The European Commission has given its preliminary approval for Estonia’s recovery plan, worth just under one billion euros. For the first time in Estonian economic history, a remarkably substantial volume of support is being directed specifically at industrial enterprises. Our industry certainly needs this backing, particularly given the high expectations and responsibilities placed on it in meeting the climate neutrality target. At the same time, however, channelling 200 million euros in state aid into the digitalisation and automation of business processes represents such a significant market distortion that it would be reasonable to ask: what is the ideological rationale behind it — what is the change or transformation that our industry is expected to achieve with these funds?
Regrettably, there is no public discussion whatsoever about the use of this state aid. I know many different civil servants, and not one of them is pocketing state aid for personal gain. At the same time, I have seen how important it is for organisations mandated to represent businesses to provide accurate assessments of their sectors’ needs. An outside perspective may therefore be useful.
There is a trend in our business policy that concerns me.

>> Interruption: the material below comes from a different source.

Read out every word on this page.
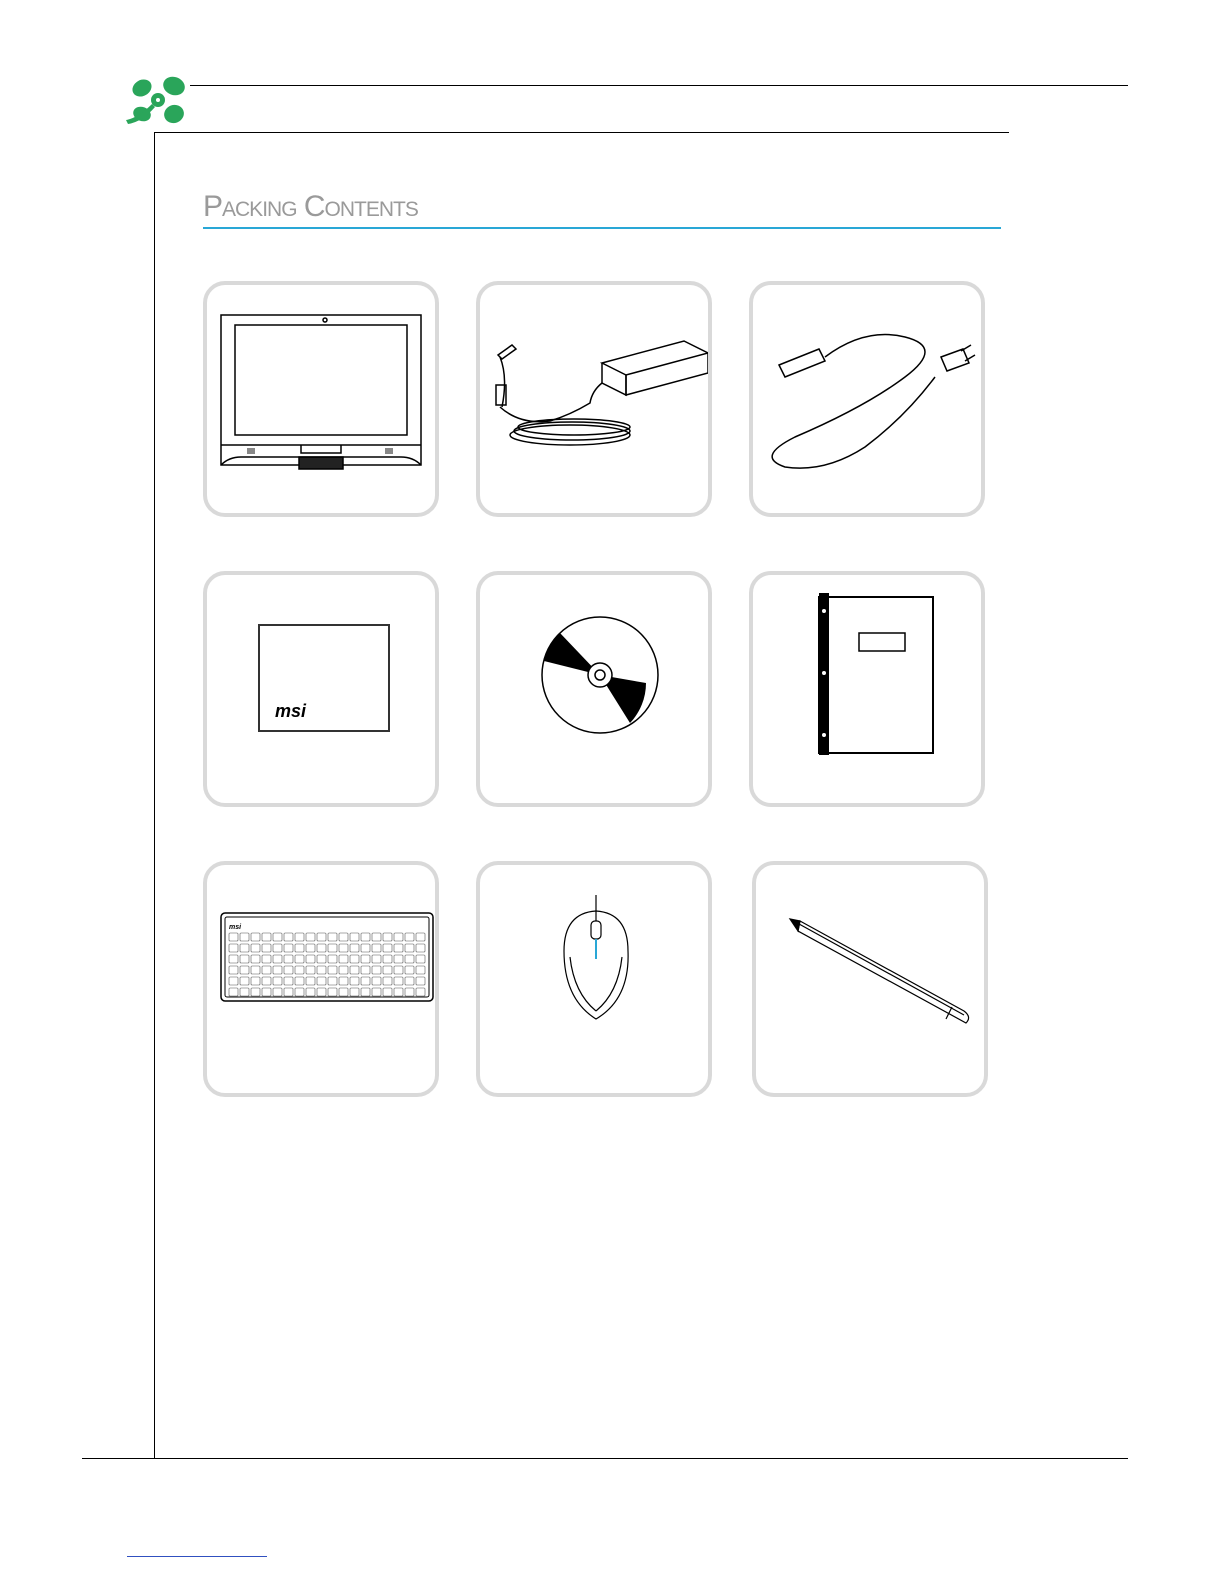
Packing Contents
msi
msi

As a citizen and entrepreneur, I would like to see it changed — or at least moderated, so that the state aid flowing from the Recovery and Resilience Facility to industrial enterprises becomes accessible in a way that generates real economic value, rather than simply increasing the volume of outsourced IT services and driving up their cost. One must bear in mind that the design of domestic subsidies is a ruthless contest between competing interest groups. Everyone is pulling the blanket in their own direction, and the winner is whoever has the best ideology and messaging.
The billion-euro support package of the Recovery and Resilience Facility lands in the Estonian economy as part of the EU’s restart plan — that is, as part of the EU budget. Accordingly, on the reverse side of every euro received as direct support from the Facility is an entry for the additional amount that Estonia’s contribution to the EU budget will increase by. In the broader picture, according to the Chancellor of Justice’s assessment, Estonia will in the future make payments to the EU budget that are 34 million euros per year higher than at present.
The statutory principle underpinning state support for business is that the minister responsible for the relevant sector decides what type of support is granted, taking into account the sector’s development plans and programmes. From the perspective of industry, this might suggest that the framework is in place. We have one minister and, under that minister’s remit, one technology. And it is precisely this that gives cause for concern.
EU funding always supports broader developments than the interests of any individual member state. Our supposedly settled framework is, however, out of step with developments in European industrial policy — placed around the corner, facing the past. The common industrial data space, robotisation, the EU data cloud — these topics, unfortunately, do not resonate with us. But they could. Those mandated and invited to represent industrial enterprises could recognise that the concept of digitalisation in Estonia is still defined by vendors of specific services in a specific sector, not by developers of new technologies. The result is a rhetoric that equates digitalisation, automation, and process efficiency with a single equals sign. This is, regrettably, a disservice to the support of Estonia’s industrial development, as it deprives companies of the opportunity to receive investment support in the areas of development that are actually needed. And what is actually needed, above all, is equipment, connected devices, and digital technologies — that is, solutions that make digitalisation happen.
Equally important, though less tangibly visible, is the fact that in this way we are failing to link the support provided to our enterprises with the broader EU industrial policy picture. As a result, our companies lose the opportunity to be part of EU-level framework programmes — such as InvestEU, the sub-programmes of Horizon Europe designed to support industry, and the digital and green transition support programmes. In other words, companies lose the opportunity to leverage their investments through EU direct support and financial instruments.
In post-COVID discussion forums and panels, it has become customary to speak of an ongoing global structural shift in which value chains are being reconsidered and manufacturing industry is returning to centre stage. We have the money. We have the resources. What we do not have is a debate about how to deploy public loans and aid in the interests of developing our own industry.
This article was published in Äripäev on 30 September 2021.